9 The Student Satellite
In 2000, a group of Stanford students completed work on OPAL (Orbital Picosatellite Automated Launcher) and it was launched into space, along with a few other satellites, by NASA. It worked – well, sort of. There were quite a few bugs and it had problems communicating, but technically it was functional. While it required a lot of coaxing to get it to talk, it was definitely a landmark event. Now there are dozens of student-built satellites orbiting the Earth, but these guys did it first.

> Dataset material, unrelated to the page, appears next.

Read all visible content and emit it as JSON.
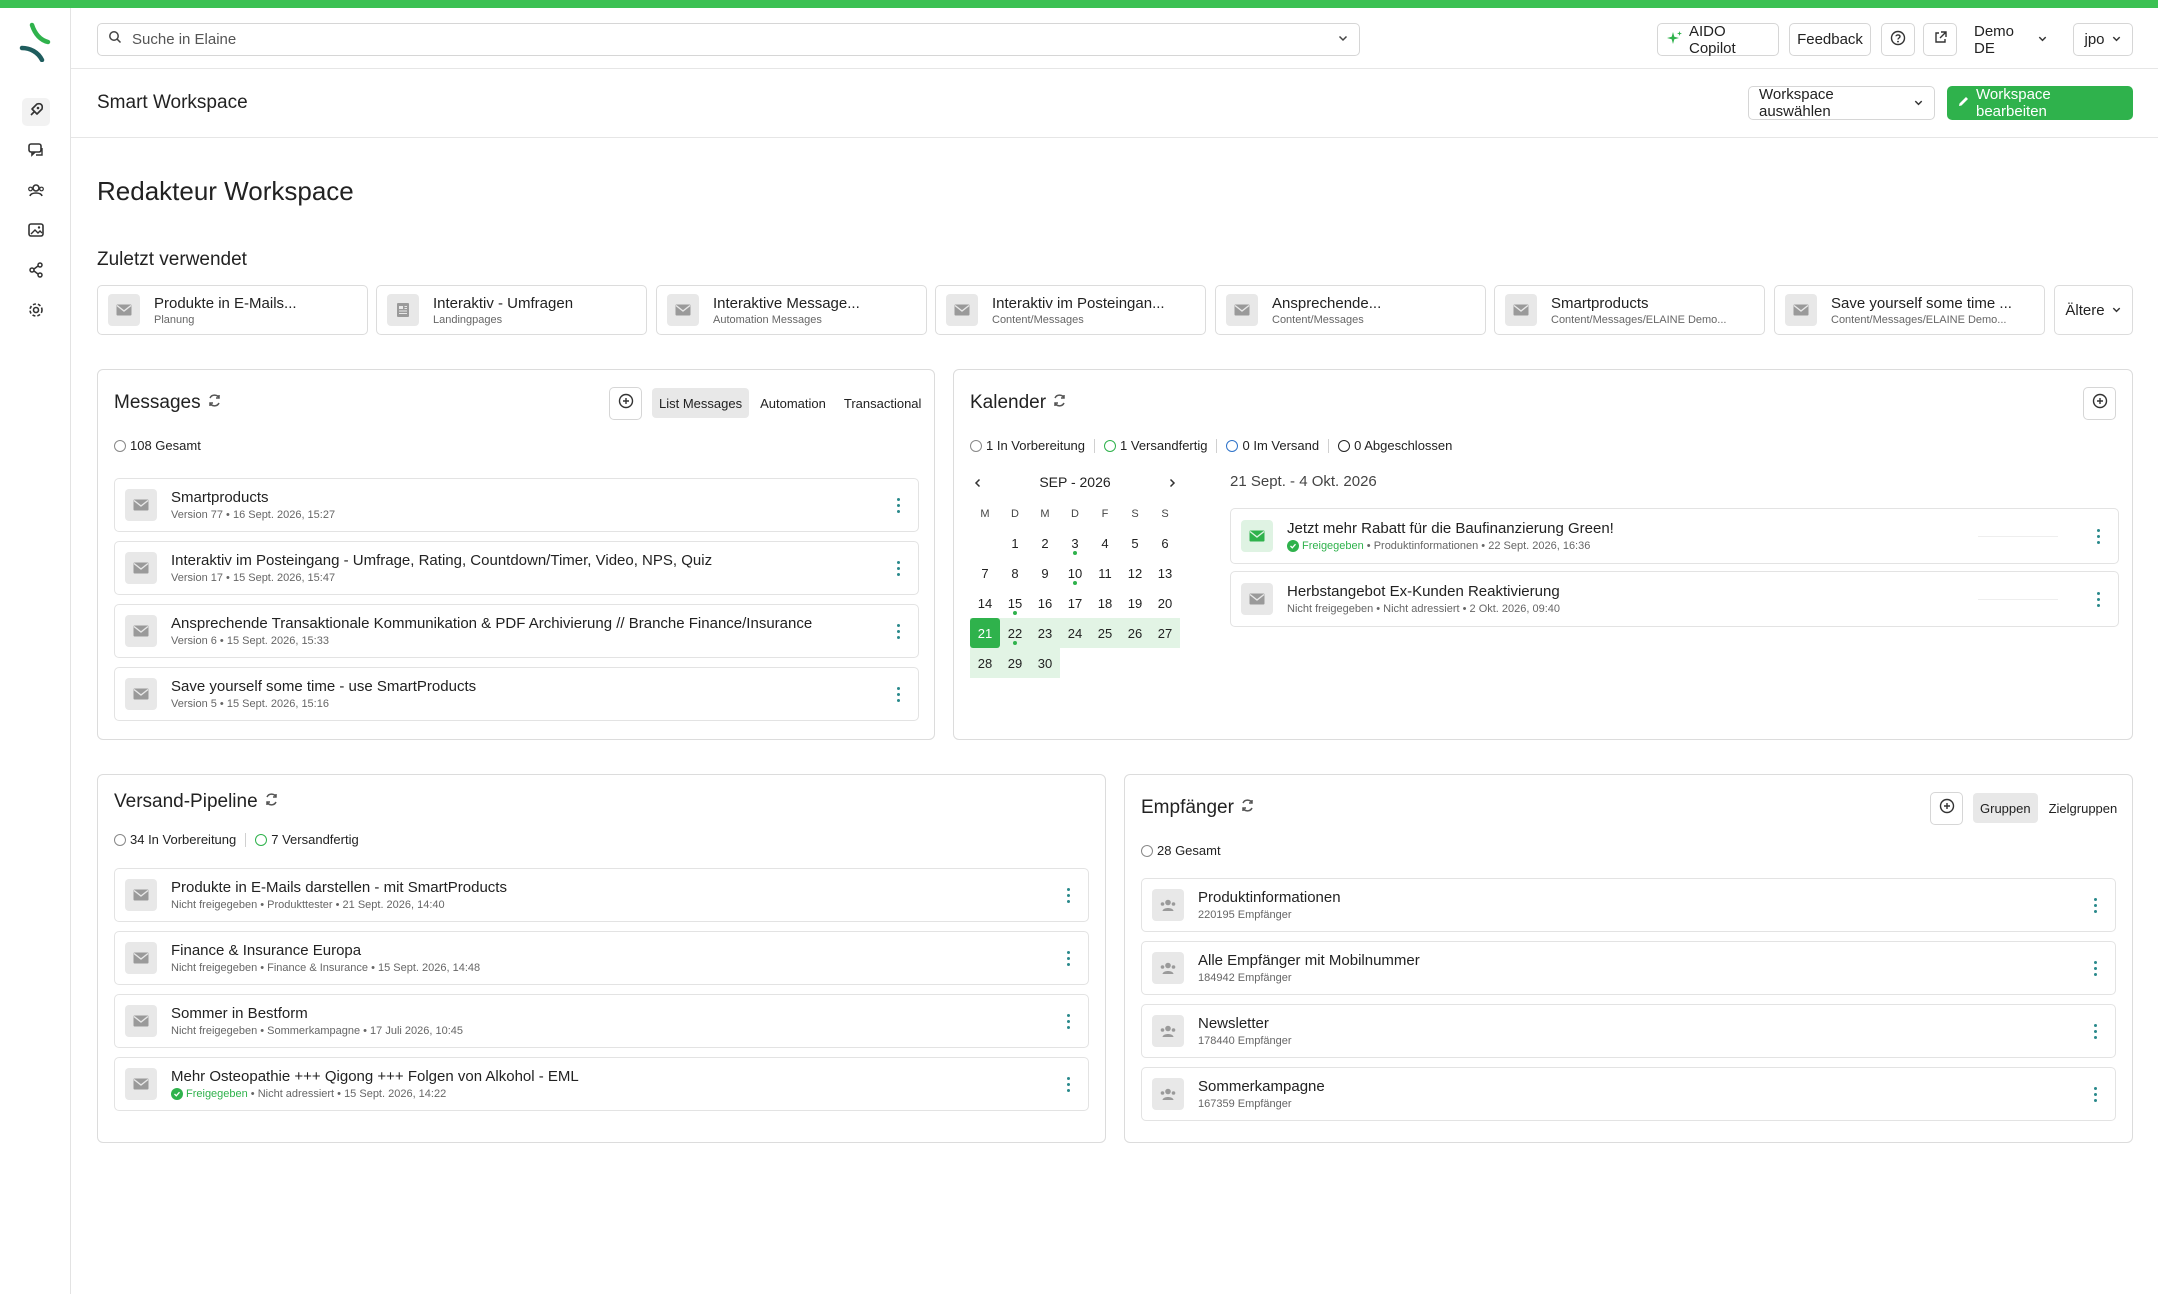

10 The World’s First Insulin Pump and The Segway (Dean Kamen)
Not strictly speaking a creation, but a guy with a bunch of creations. Kamen dropped out of a mechanical engineering program in the late 1970s. He created the world’s first insulin pump, and founded a company to put his various ideas to work. In 2002 he invented the Segway. While it was a financial disaster, his patents made him rich, so he carried on creating: he made a stair-climbing wheelchair, a tiny dialysis machine (they used to be gigantic), a new vaccine-delivery system… he’s kind of like Edison for the 1990s. His latest invention is called the “Luke arm“, in commemoration of Skywalker’s robotic hand.
11 The Bionic Contact Lense
This contact lens has a circuit on it, which lets you see things as if they were projected in front of you – a road map, World of Warcraft, exam hints, the possibilities are endless. The creators, University of Washington duo Ehsan Saeedi and Samuel Kim, made the device using nano-circuitry and teeny-weeny LEDs, 1/3mm across and 20nm thick. They’re also planning on including a solar cell for power. So far, they haven’t tested it extensively, but it’s made out of the same flexible organic materials that regular contacts are made from, so even though it looks a bit uncomfortable, the creators claim that you won’t even know it’s there.